Quase dez meses após o anúncio do governo de Cuba de que sairia do programa social Mais Médicos, que recebia profissionais de saúde para trabalhar no SUS desde 2013, a situação de muitos cubanos ainda é incerta. O Ministério da Saúde estima que cerca de 2 mil médicos do país caribenho tenham ficado no Brasil após o fim do convênio com a Organização Pan-Americana de Saúde. Um deles é Yuniel López Martínez. O médico de 31 anos chegou ao Brasil para integrar o programa em agosto de 2017 e trabalhou por pouco mais de um ano no município de Porto Walter, Acre.

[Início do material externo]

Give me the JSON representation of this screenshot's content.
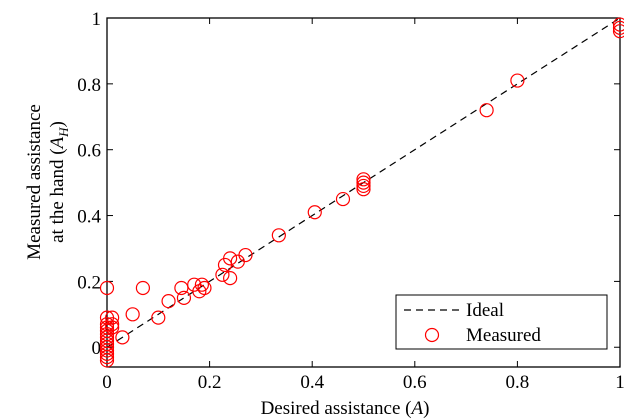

Hoje, está desempregado e conta com a ajuda da esposa, servidora pública no mesmo município, e da família dela para sobreviver.
Segundo ele, quando ainda estava em Cuba, providenciando a documentação para entrar no programa, já circulavam rumores de que o Mais Médicos seria encerrado após o impeachment da ex-presidente Dilma Rousseff. Ainda assim, veio ao Brasil em busca de trabalho. “Não recebi nenhuma assistência quando fiquei sem emprego. Às vezes fico com vergonha, porque não estou acostumado a ficar em casa sem trabalhar. Na minha cidade, não encontro trabalho em lugar nenhum. Nem em farmácia, que é onde a maioria dos outros cubanos que estão trabalhando conseguiram emprego”.
Retornar para Cuba também não é uma opção para os que decidiram ficar no país. Os médicos que aderiram ao programa cedo e já estavam naturalizados quando ele foi encerrado sofreram menos com as sanções do governo cubano. Nesse período, Yuniel estava prestes a se casar e tomou a decisão de continuar no Brasil mesmo indo contra a determinação cubana. Segundo ele, por desrespeitar a decisão, hoje é considerado um “traidor” na sua terra natal. “Se eu voltar para lá, vou sofrer processos, terei que trabalhar nos piores lugares de Cuba e penso que não voltaria a ver a luz do sol”, lamentou.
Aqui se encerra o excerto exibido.